Ingredients
Scale
Panzanella Salad
- 1 whole wheat baguette (cut into 1 to 2 inch chunks)
- 1 tablespoon extra virgin olive oil
- salt and freshly ground pepper
- 1 medium zucchini (sliced)
- 8 ounces mushrooms (left whole)
- ½ of a red pepper (quartered)
- ½ of a yellow pepper (quartered)
- ½ red onion (sliced)
- ½ cup parmesan cheese
Lemon-Herb Vinaigrette
- 1 ounce red wine vinegar
- 3 ounces extra virgin olive oil
- 1 tablespoon lemon juice
- 1 tablespoon fresh parsley (chopped)
- ½ teaspoon dried oregano
- 1/3 teaspoon black pepper
- pinch of salt
Instructions
- To begin, toss your vegetables in the olive oil and season with salt and pepper. Place on the grill over medium high heat. The vegetables will take about 7-10 minutes to cook. The bell peppers will take the longest. Flip the vegetables half way through. When the vegetables are cooked cut them into medium bite size pieces. I left my zucchini and onions whole. I just diced up my mushrooms and bell peppers.

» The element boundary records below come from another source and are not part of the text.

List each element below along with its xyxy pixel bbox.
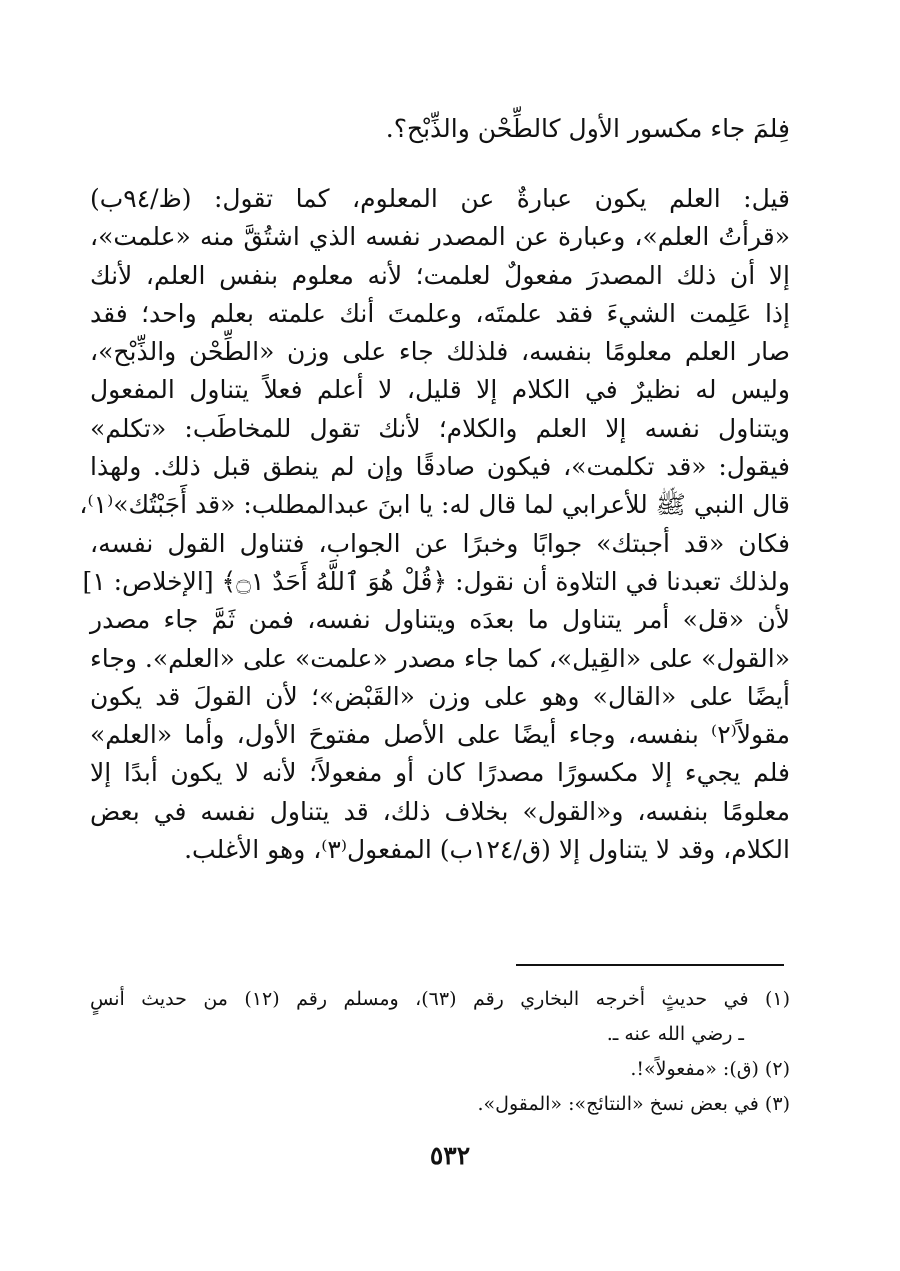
main-text [79,180,790,869]
text-line: مقولاً⁽٢⁾ بنفسه، وجاء أيضًا على الأصل مفتوحَ الأول، وأما «العلم» [90,720,790,750]
text-line: ويتناول نفسه إلا العلم والكلام؛ لأنك تقول للمخاطَب: «تكلم» [90,413,790,443]
footnote-1-continuation: ـ رضي الله عنه ـ. [606,1023,744,1045]
text-line: أيضًا على «القال» وهو على وزن «القَبْض»؛ لأن القولَ قد يكون [90,681,790,711]
footnote-2: (٢) (ق): «مفعولاً»!. [630,1058,790,1080]
footnote-separator [516,964,784,966]
text-line: فلم يجيء إلا مكسورًا مصدرًا كان أو مفعولاً؛ لأنه لا يكون أبدًا إلا [90,758,790,788]
text-line: قيل: العلم يكون عبارةٌ عن المعلوم، كما تقول: (ظ/٩٤ب) [90,184,790,213]
footnote-3: (٣) في بعض نسخ «النتائج»: «المقول». [477,1093,790,1115]
text-line: ولذلك تعبدنا في التلاوة أن نقول: ﴿قُلْ هُوَ ٱللَّهُ أَحَدٌ ۝١﴾ [الإخلاص: ١] [82,566,790,596]
text-line: وليس له نظيرٌ في الكلام إلا قليل، لا أعلم فعلاً يتناول المفعول [90,375,790,405]
opening-line [90,110,790,148]
text-line: فكان «قد أجبتك» جوابًا وخبرًا عن الجواب، فتناول القول نفسه، [90,528,790,558]
text-line: الكلام، وقد لا يتناول إلا (ق/١٢٤ب) المفعول⁽٣⁾، وهو الأغلب. [184,835,790,865]
footnotes [90,982,790,1122]
text-line: صار العلم معلومًا بنفسه، فلذلك جاء على وزن «الطِّحْن والذِّبْح»، [90,337,790,367]
text-line: «قرأتُ العلم»، وعبارة عن المصدر نفسه الذي اشتُقَّ منه «علمت»، [90,222,790,252]
text-line: فيقول: «قد تكلمت»، فيكون صادقًا وإن لم ينطق قبل ذلك. ولهذا [90,452,790,482]
text-line: قال النبي ﷺ للأعرابي لما قال له: يا ابنَ عبدالمطلب: «قد أَجَبْتُك»⁽١⁾، [79,490,790,520]
text-line: إلا أن ذلك المصدرَ مفعولٌ لعلمت؛ لأنه معلوم بنفس العلم، لأنك [90,260,790,290]
text-line: معلومًا بنفسه، و«القول» بخلاف ذلك، قد يتناول نفسه في بعض [90,796,790,826]
text-line: «القول» على «القِيل»، كما جاء مصدر «علمت» على «العلم». وجاء [90,643,790,673]
page-number: ٥٣٢ [429,1141,471,1170]
text-line: إذا عَلِمت الشيءَ فقد علمتَه، وعلمتَ أنك علمته بعلم واحد؛ فقد [90,298,790,328]
text-line: فِلمَ جاء مكسور الأول كالطِّحْن والذِّبْح؟. [385,114,790,143]
footnote-1: (١) في حديثٍ أخرجه البخاري رقم (٦٣)، ومسلم رقم (١٢) من حديث أنسٍ [90,988,791,1010]
text-line: لأن «قل» أمر يتناول ما بعدَه ويتناول نفسه، فمن ثَمَّ جاء مصدر [90,605,790,635]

- To make the vinaigrette whisk together the vinegar, olive oil, and lemon juice. Season with parsley, oregano and salt and pepper.
- In a large bowl combine the grilled vegetables and baguette. Drizzle with the lemon-herb vinaigrette and toss to combine. Serve on a platter and garnish with extra lemon and parsley. You can also drizzle a bit more olive oil as well. Serve immediately.
Notes
If your baguette is not crusty enough or you did not use day old bread place bread on a baking sheet under a broiler on high and let cook for about 2-4 minutes. Keep a very close eye on it. Do not walk away.